Book Integrative Neurology

Download or read book Integrative Neurology written by John W. McBurney and published by Oxford University Press, USA. This book was released on 2020 with total page 529 pages. Available in PDF, EPUB and Kindle. Book excerpt: "Neurology is a quantitively small corner of medicine that, increasingly, occupies a position of outsized importance and distinction in both the practice of medicine and in the health and well-being of society. The Decade of the Brain came into public awareness in 1990 as an initiative of president George W. Bush involving the NIH and NIMH "to enhance public awareness of the benefits to be derived from brain research"(1). In the intervening 20 years since 1999, we have seen significant increases in understanding the myriad of neurological diseases that confront society"--

Book How We Became Human

    Book Details:
  • Author : Pierpaolo Antonello
  • Publisher : MSU Press
  • Release : 2015-10-01
  • ISBN : 1628952334
  • Pages : 338 pages

Download or read book How We Became Human written by Pierpaolo Antonello and published by MSU Press. This book was released on 2015-10-01 with total page 338 pages. Available in PDF, EPUB and Kindle. Book excerpt: From his groundbreaking Violence and the Sacred and Things Hidden since the Foundation of the World, René Girard’s mimetic theory is presented as elucidating “the origins of culture.” He posits that archaic religion (or “the sacred”), particularly in its dynamics of sacrifice and ritual, is a neglected and major key to unlocking the enigma of “how we became human.” French philosopher of science Michel Serres states that Girard’s theory provides a Darwinian theory of culture because it “proposes a dynamic, shows an evolution and gives a universal explanation.” This major claim has, however, remained underscrutinized by scholars working on Girard’s theory, and it is mostly overlooked within the natural and social sciences. Joining disciplinary worlds, this book aims to explore this ambitious claim, invoking viewpoints as diverse as evolutionary culture theory, cultural anthropology, archaeology, cognitive psychology, ethology, and philosophy. The contributors provide major evidence in favor of Girard’s hypothesis. Equally, Girard’s theory is presented as having the potential to become for the human and social sciences something akin to the integrating framework that present-day biological science owes to Darwin—something compatible with it and complementary to it in accounting for the still remarkably little understood phenomenon of human emergence.

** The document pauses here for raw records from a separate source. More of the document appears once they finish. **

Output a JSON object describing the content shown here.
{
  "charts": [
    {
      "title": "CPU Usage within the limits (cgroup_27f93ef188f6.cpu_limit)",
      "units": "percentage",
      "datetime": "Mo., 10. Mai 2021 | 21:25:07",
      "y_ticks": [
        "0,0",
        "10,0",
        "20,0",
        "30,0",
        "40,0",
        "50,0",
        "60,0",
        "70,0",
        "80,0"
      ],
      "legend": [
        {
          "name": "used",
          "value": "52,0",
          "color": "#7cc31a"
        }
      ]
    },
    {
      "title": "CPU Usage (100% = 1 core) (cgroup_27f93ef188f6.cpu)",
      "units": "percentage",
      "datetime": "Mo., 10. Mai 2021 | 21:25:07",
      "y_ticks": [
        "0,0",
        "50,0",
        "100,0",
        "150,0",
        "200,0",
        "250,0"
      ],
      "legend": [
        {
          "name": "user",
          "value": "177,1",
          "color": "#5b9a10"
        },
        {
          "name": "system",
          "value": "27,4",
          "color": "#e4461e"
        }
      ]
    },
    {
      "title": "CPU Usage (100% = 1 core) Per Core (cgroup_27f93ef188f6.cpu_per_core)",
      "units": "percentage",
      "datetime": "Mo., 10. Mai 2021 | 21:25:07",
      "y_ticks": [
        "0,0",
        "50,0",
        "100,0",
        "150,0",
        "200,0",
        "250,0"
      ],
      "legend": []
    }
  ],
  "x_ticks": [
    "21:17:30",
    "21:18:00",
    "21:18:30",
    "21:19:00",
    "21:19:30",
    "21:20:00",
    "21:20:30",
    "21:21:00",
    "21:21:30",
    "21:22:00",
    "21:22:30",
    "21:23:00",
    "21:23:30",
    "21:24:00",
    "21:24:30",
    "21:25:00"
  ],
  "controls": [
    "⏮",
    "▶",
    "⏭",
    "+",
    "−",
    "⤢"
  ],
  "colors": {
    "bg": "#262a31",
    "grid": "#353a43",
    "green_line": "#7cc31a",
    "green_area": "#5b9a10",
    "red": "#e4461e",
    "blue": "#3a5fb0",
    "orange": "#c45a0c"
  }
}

Book Human Evolution and Development

Download or read book Human Evolution and Development written by Nico van Straalen and published by Amsterdam University Press. This book was released on 2021-01-23 with total page 296 pages. Available in PDF, EPUB and Kindle. Book excerpt: Our understanding of human evolution is proceeding at an unprecedented rate over the last years due to spectacular fossil finds, reconstructions based on genome comparison, ancient DNA sequencing and new insights into developmental genetics. This book takes an integrative approach in which the development of the human embryo, the evolutionary history of our body, the structure of human populations, their dispersal over the world and their cultures are examined by integrating paleoanthropology, developmental biology, comparative zoology, population genetics and phylogenetic reconstruction. The authors discuss questions like: - What do we know about ancient humans? - What happens in the development of an embryo? - How did we manage to walk upright and why did we lose our hair? - What is the relationship between language, migration and evolution? - How does our body respond to the challenges of modern society? In addition to being a core text for the study of the life sciences, Human Evolution and Development is an easy-to-read overview for the interested layperson.